Evidence indicates that immunity from any of the initial COVID-19 vaccines can wane and weaken over time. A booster shot enhances the effectiveness of your original vaccination dose and boosts immunity against COVID-19 and its Delta variant which has demonstrated greater infectiousness, even among vaccinated persons. J&J was found to be 60% effective at preventing Delta hospitalization, Pfizer 80%, and Moderna 95%.
Mix and Match
The FDA supports the “mix and match” approach, meaning that your booster shot doesn’t need to be the same drug used for your initial vaccination. For example, if your first COVID vaccination was with J&J, you are eligible for a booster from J&J, Moderna, or Pfizer (if you meet the qualifying criteria).

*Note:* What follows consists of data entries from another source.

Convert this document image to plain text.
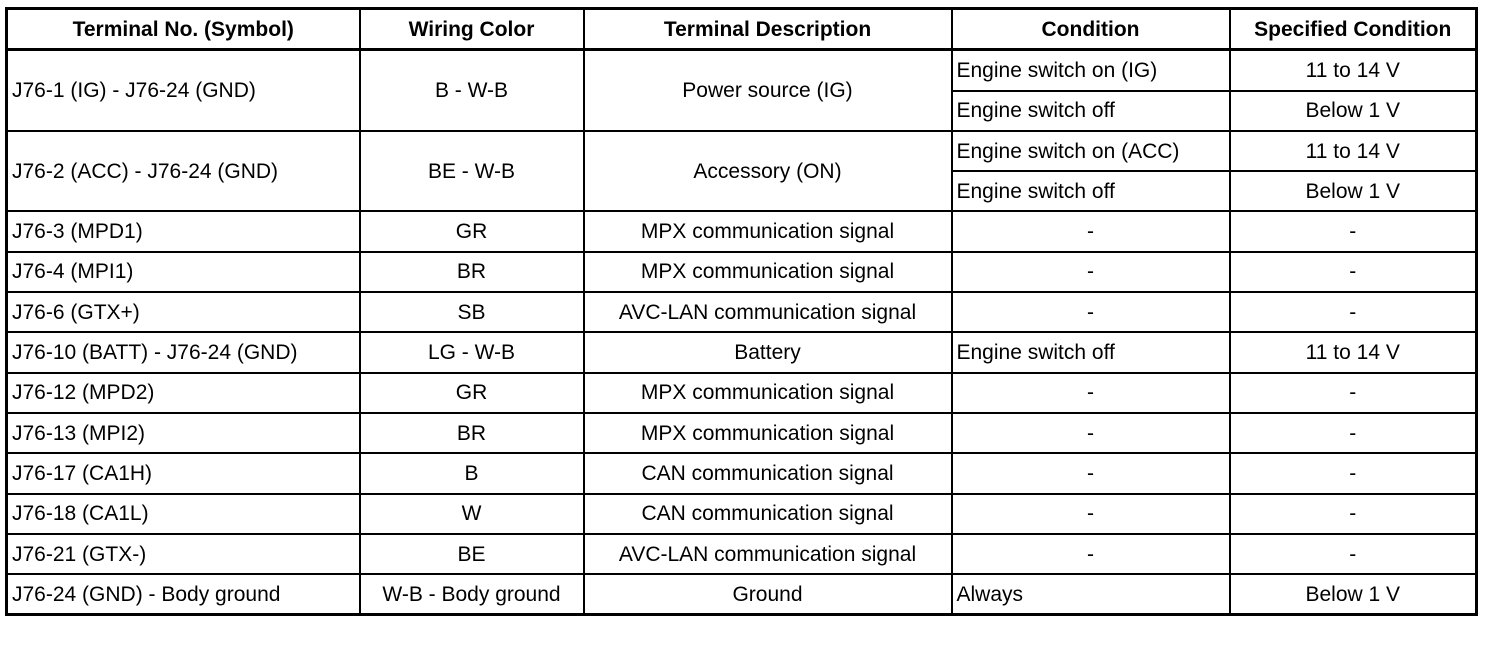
Terminal No. (Symbol)	Wiring Color	Terminal Description	Condition	Specified Condition
J76-1 (IG) - J76-24 (GND)	B - W-B	Power source (IG)	Engine switch on (IG)	11 to 14 V
			Engine switch off	Below 1 V
J76-2 (ACC) - J76-24 (GND)	BE - W-B	Accessory (ON)	Engine switch on (ACC)	11 to 14 V
			Engine switch off	Below 1 V
J76-3 (MPD1)	GR	MPX communication signal	-	-
J76-4 (MPI1)	BR	MPX communication signal	-	-
J76-6 (GTX+)	SB	AVC-LAN communication signal	-	-
J76-10 (BATT) - J76-24 (GND)	LG - W-B	Battery	Engine switch off	11 to 14 V
J76-12 (MPD2)	GR	MPX communication signal	-	-
J76-13 (MPI2)	BR	MPX communication signal	-	-
J76-17 (CA1H)	B	CAN communication signal	-	-
J76-18 (CA1L)	W	CAN communication signal	-	-
J76-21 (GTX-)	BE	AVC-LAN communication signal	-	-
J76-24 (GND) - Body ground	W-B - Body ground	Ground	Always	Below 1 V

If your original vaccination was with Moderna or Pfizer, you are also eligible for a booster from J&J, Moderna, or Pfizer (again, assuming you meet the qualifying criteria).
Side effects from a booster shot are much the same as those from the initial vaccination such as fatigue, headache, and soreness at the injection site.

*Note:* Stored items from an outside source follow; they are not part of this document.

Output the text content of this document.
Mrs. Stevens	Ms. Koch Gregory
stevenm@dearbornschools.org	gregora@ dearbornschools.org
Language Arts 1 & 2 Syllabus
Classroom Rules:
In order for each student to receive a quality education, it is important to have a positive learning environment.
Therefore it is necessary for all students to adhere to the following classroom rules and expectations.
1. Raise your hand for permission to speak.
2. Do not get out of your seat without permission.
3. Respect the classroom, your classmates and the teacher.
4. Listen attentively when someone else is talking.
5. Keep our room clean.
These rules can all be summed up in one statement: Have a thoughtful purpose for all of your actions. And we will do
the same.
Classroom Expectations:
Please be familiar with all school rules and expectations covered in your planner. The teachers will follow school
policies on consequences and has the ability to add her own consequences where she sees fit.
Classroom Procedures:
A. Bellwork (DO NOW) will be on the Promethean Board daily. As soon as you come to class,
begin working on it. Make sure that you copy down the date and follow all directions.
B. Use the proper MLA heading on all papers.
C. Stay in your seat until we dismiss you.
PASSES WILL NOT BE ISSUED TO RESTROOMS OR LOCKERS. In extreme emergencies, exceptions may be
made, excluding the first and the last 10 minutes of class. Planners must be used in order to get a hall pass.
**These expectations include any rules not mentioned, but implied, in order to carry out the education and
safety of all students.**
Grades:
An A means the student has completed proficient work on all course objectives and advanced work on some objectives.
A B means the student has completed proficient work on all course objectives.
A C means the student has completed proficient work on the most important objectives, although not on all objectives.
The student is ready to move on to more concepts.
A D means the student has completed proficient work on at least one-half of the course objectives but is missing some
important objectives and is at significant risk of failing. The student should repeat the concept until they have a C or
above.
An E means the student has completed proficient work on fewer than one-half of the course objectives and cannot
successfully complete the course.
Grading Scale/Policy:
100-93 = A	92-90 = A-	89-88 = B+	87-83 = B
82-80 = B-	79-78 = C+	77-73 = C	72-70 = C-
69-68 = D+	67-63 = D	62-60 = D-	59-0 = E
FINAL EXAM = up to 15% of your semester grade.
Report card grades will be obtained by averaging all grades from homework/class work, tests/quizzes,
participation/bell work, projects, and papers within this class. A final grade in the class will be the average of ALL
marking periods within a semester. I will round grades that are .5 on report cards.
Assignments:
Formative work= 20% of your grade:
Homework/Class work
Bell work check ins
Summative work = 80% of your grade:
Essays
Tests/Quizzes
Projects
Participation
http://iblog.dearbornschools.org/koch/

Eligibility Requirements for a COVID-19 Booster Vaccination Shot If Your Original Vaccination Was with Moderna or Pfizer
- Must be at least six months since your initial COVID-19 vaccination, and
- You’re 65 years of age or older, or
- You’re between 18 and 64 years of age and you have a high risk of severe COVID-19 or have the potential to be frequently exposed through your occupation or living arrangements (i.e., healthcare workers, residents of homeless shelters, residents and staff at correctional facilities)

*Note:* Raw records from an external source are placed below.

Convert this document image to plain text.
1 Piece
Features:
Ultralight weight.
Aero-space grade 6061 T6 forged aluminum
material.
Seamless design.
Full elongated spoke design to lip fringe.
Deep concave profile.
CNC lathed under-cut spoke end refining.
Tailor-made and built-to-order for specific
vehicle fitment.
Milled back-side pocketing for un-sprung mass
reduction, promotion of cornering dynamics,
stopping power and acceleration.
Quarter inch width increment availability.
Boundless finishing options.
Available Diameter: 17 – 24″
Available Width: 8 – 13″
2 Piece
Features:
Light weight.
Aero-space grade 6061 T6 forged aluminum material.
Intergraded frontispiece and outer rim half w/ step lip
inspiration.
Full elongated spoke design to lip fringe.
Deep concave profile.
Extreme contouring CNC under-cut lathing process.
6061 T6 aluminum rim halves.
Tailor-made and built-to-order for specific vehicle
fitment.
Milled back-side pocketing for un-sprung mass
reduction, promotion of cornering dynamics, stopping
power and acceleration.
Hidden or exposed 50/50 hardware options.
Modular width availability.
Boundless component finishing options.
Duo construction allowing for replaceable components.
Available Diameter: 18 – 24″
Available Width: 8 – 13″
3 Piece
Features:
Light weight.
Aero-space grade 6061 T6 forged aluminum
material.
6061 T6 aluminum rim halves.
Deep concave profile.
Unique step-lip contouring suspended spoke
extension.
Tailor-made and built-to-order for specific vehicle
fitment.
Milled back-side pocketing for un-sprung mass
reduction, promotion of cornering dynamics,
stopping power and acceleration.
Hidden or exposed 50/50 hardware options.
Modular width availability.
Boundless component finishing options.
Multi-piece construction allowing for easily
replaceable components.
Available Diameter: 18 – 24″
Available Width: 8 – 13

Eligibility Requirements for a COVID-19 Booster Vaccination Shot If Your Original Vaccination Was with J&J
- Must be at least two months since your original J&J single-dose vaccination, and
- You’re aged 18 years or older
Which Booster Should I Get?
Ultimately, all vaccines are considered safe and effective, and experts suggest getting the booster that is most convenient and available to you.
Factors to Consider
Moderna and Pfizer (mRNA) have been associated with a risk of heart inflammation (myocarditis and pericarditis) mostly in males 18-25 years old. The incidence of myocarditis as a result of a COVID-19 vaccine sits around 4.8 cases for every 1 million (very, very low) and the majority of people who do experience heart inflammation tend to recover within six weeks.
The J&J vaccine has been associated with a rare blood clotting complication in women 18-49 years old called thrombosis with thrombocytopenia syndrome. Fewer than 50 cases have been reported since vaccination administration began.
Change It Up
If you fall outside these risk categories, some experts suggest getting a booster shot different than your initial vaccine because it could result in a more enhanced immune response. On the other hand, if you responded well to your initial vaccination with minimal side effects, you may want to stick with the same for your booster.
If you find yourself fretting over the decision, talk to a doctor who is familiar with your medical history and updated with the latest COVID-19 vaccination research. Similarly, if you’re still hesitant to get your first vaccination series, talk with an appropriately qualified professional. As a post-COVID world opens up again, don’t get left behind!